A series of essays in ‘Modern and Contemporary Southeast Asian Art: An Anthology’ (Edited by Nora A. Taylor, Boreth Ly; Publishers; Southeast Asia Program Publications; Pages: 280 Price: $51.95) look to examine a wide range of new and modern work, from Thai art Installations, seeking audience participation and sculptures that look to invoke deep post-conflict trauma In Cambodia. This in a way challenges traditional definitions of the art object’. Keeping the dynamic approach in mind, the authors not only offer a lively study of art in the region, but also challenge and initiate broad debates about both international and trans-national art.

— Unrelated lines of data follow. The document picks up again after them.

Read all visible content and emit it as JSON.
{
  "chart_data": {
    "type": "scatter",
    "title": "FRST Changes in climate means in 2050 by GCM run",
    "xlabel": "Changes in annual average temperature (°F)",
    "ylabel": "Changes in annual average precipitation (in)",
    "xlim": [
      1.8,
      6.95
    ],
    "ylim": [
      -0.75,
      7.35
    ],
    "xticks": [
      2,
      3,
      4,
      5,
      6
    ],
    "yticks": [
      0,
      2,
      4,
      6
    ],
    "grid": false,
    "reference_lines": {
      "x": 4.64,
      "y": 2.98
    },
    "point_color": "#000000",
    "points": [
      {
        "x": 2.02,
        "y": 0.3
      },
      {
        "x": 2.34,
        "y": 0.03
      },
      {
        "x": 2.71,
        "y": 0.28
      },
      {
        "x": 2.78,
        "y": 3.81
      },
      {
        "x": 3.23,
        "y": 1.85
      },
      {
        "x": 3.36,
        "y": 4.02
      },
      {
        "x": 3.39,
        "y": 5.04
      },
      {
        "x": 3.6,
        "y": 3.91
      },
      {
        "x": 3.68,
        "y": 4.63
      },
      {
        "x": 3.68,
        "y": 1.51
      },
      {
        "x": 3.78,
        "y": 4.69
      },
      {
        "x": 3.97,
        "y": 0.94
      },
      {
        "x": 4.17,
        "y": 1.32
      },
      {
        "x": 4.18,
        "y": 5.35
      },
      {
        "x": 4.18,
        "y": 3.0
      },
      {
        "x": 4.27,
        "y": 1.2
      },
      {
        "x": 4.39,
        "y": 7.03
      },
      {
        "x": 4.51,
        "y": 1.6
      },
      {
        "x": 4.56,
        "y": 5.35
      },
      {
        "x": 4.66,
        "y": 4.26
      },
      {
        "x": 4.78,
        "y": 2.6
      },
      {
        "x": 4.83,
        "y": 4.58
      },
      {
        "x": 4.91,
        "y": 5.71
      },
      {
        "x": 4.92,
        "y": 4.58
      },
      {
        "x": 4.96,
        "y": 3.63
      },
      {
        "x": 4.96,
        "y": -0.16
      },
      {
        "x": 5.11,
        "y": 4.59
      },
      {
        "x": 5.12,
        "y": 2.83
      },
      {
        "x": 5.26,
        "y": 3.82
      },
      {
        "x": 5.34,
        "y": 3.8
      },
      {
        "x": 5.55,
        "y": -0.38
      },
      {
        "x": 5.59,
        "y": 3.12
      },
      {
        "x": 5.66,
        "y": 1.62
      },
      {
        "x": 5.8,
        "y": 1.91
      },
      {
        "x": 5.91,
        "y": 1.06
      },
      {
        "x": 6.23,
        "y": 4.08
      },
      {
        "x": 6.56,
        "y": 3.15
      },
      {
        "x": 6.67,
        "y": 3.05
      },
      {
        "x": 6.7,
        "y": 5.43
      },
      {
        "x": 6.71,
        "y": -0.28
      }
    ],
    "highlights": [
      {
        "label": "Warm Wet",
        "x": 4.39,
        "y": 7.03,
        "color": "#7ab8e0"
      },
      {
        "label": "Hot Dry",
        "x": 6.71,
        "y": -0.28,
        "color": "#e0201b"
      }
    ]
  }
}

An introduction by Nora Taylor tries to expand the concept, discussing ‘Who Speaks for Southeast Asian Art?’ Other accompanying essays dwell upon allied issues and themes like ‘The Southeast Asian Modem: Three Artists’ (John Clark); ‘Vietnamese Modem Art: An Unfinished Journey’ (Boitran Huynh-Beattie); ‘The Cultural Politics of Modem and Contemporary Islamic Art in Southeast Asia (Kenneth M. George); ‘Thai Artists, Resisting the Age of Spectacle’ (Sandra Cate); ‘Many Returns: Contemporary Vietnamese Diasporic Artists’ (Viet Le); ‘Turns in Tropics: Artist-Curator’ (Patrick D. Flares); ‘The Assumption of Love: Friendship and the Search for Discursive Density’ (Lee Weng Choy) and ‘Uncommon Sense: "Empty the Visual from Eyes of Flesh’ (Flaudette May V. Datuin), among others.

The extensive overview gives readers the perfect opportunity to derive a cogent picture of the common threads, linking art practices from the Southeast Asian countries. However diverse their cultures and national structures, as it emphasizes, the artists’ core purpose remains exploring topics like nation-building, history, memory, urbanization, and religious and gender discourses. In its all-encompassing scope of intellectual interests and contemporary context, the book adds a new perspective to art in Southeast Asia. Its specific methodological relevance will be of special interest to those concerned with, visual culture, art history, religious studies, anthropology and political science. The meticulously edited collection of essays ‘as if complicates and twists our ever-evolving understanding of exactly what 'contemporary art' means.